Demir Demirev

Personal information
- Born: 31 August 1984 (age 41)

Medal record
Men's weightlifting
Representing Bulgaria
World Championships Total
| Bronze medal – third place | 2006 Santo Domingo | – 69 kg |
| Bronze medal – third place | 2007 Chiang Mai | – 69 kg |
European Championships Total
| Gold medal – first place | 2005 Sofia | – 69 kg |
| Gold medal – first place | 2006 Władysławowo | – 69 kg |

= Demir Demirev =

Bulgarian weightlifter (born 1984)

Demir Demirev (Демир Демирев, born 31 August 1984) is a Bulgarian weightlifter. He is of Roma ethnicity. He participated in the men's -69 kg class at the 2006 World Weightlifting Championships and won the bronze medal, finishing behind Vencelas Dabaya and Shi Zhiyong. He snatched 143 kg and clean and jerked an additional 175 kg for a total of 318 kg, 14 kg behind winner Dabaya.

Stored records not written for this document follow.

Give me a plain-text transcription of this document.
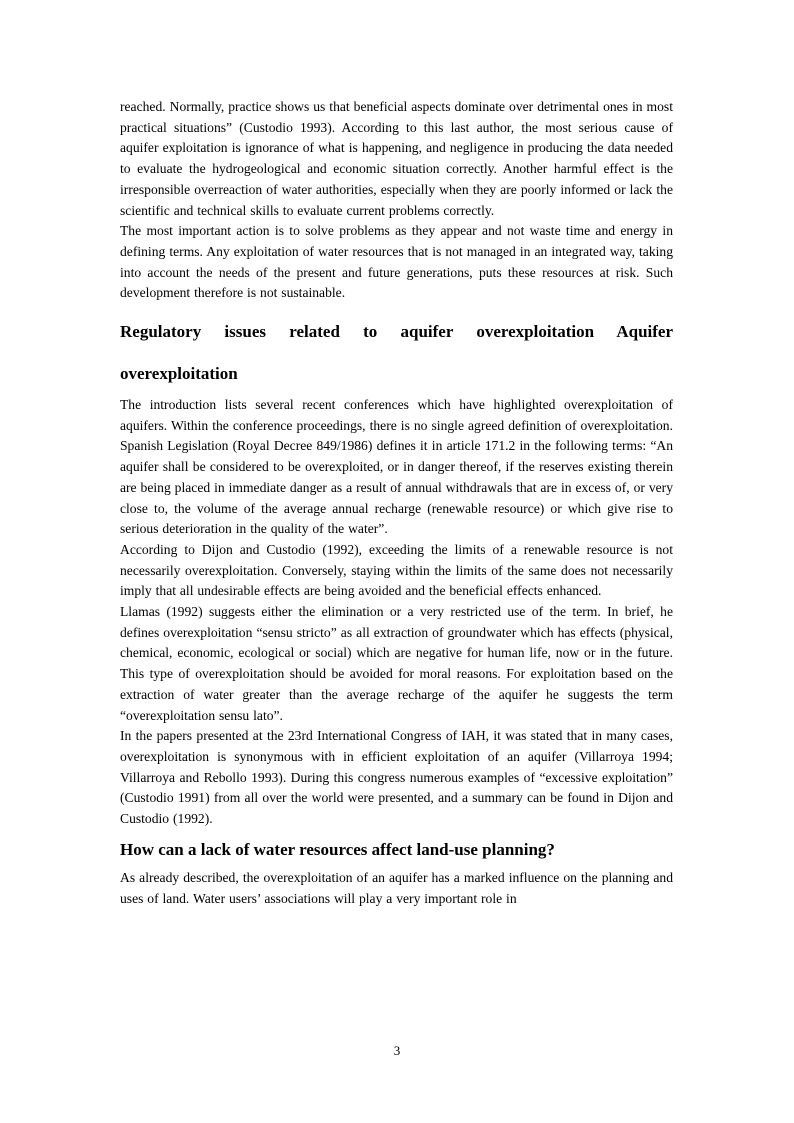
reached. Normally, practice shows us that beneficial aspects dominate over detrimental ones in most practical situations” (Custodio 1993). According to this last author, the most serious cause of aquifer exploitation is ignorance of what is happening, and negligence in producing the data needed to evaluate the hydrogeological and economic situation correctly. Another harmful effect is the irresponsible overreaction of water authorities, especially when they are poorly informed or lack the scientific and technical skills to evaluate current problems correctly.

The most important action is to solve problems as they appear and not waste time and energy in defining terms. Any exploitation of water resources that is not managed in an integrated way, taking into account the needs of the present and future generations, puts these resources at risk. Such development therefore is not sustainable.

Regulatory issues related to aquifer overexploitation Aquifer overexploitation

The introduction lists several recent conferences which have highlighted overexploitation of aquifers. Within the conference proceedings, there is no single agreed definition of overexploitation. Spanish Legislation (Royal Decree 849/1986) defines it in article 171.2 in the following terms: “An aquifer shall be considered to be overexploited, or in danger thereof, if the reserves existing therein are being placed in immediate danger as a result of annual withdrawals that are in excess of, or very close to, the volume of the average annual recharge (renewable resource) or which give rise to serious deterioration in the quality of the water”.

According to Dijon and Custodio (1992), exceeding the limits of a renewable resource is not necessarily overexploitation. Conversely, staying within the limits of the same does not necessarily imply that all undesirable effects are being avoided and the beneficial effects enhanced.

Llamas (1992) suggests either the elimination or a very restricted use of the term. In brief, he defines overexploitation “sensu stricto” as all extraction of groundwater which has effects (physical, chemical, economic, ecological or social) which are negative for human life, now or in the future. This type of overexploitation should be avoided for moral reasons. For exploitation based on the extraction of water greater than the average recharge of the aquifer he suggests the term “overexploitation sensu lato”.

In the papers presented at the 23rd International Congress of IAH, it was stated that in many cases, overexploitation is synonymous with in efficient exploitation of an aquifer (Villarroya 1994; Villarroya and Rebollo 1993). During this congress numerous examples of “excessive exploitation” (Custodio 1991) from all over the world were presented, and a summary can be found in Dijon and Custodio (1992).

How can a lack of water resources affect land-use planning?

As already described, the overexploitation of an aquifer has a marked influence on the planning and uses of land. Water users’ associations will play a very important role in

3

At the 2007 World Weightlifting Championships he won the bronze medal in the 69 kg category with a total of 334 kg.

Demirev tested positive for a steroid in 2008 during an out-of-competition test, along with ten other weightlifters and therefore Bulgaria's weightlifting federation withdrew its team from the 2008 Summer Olympics in Beijing, China.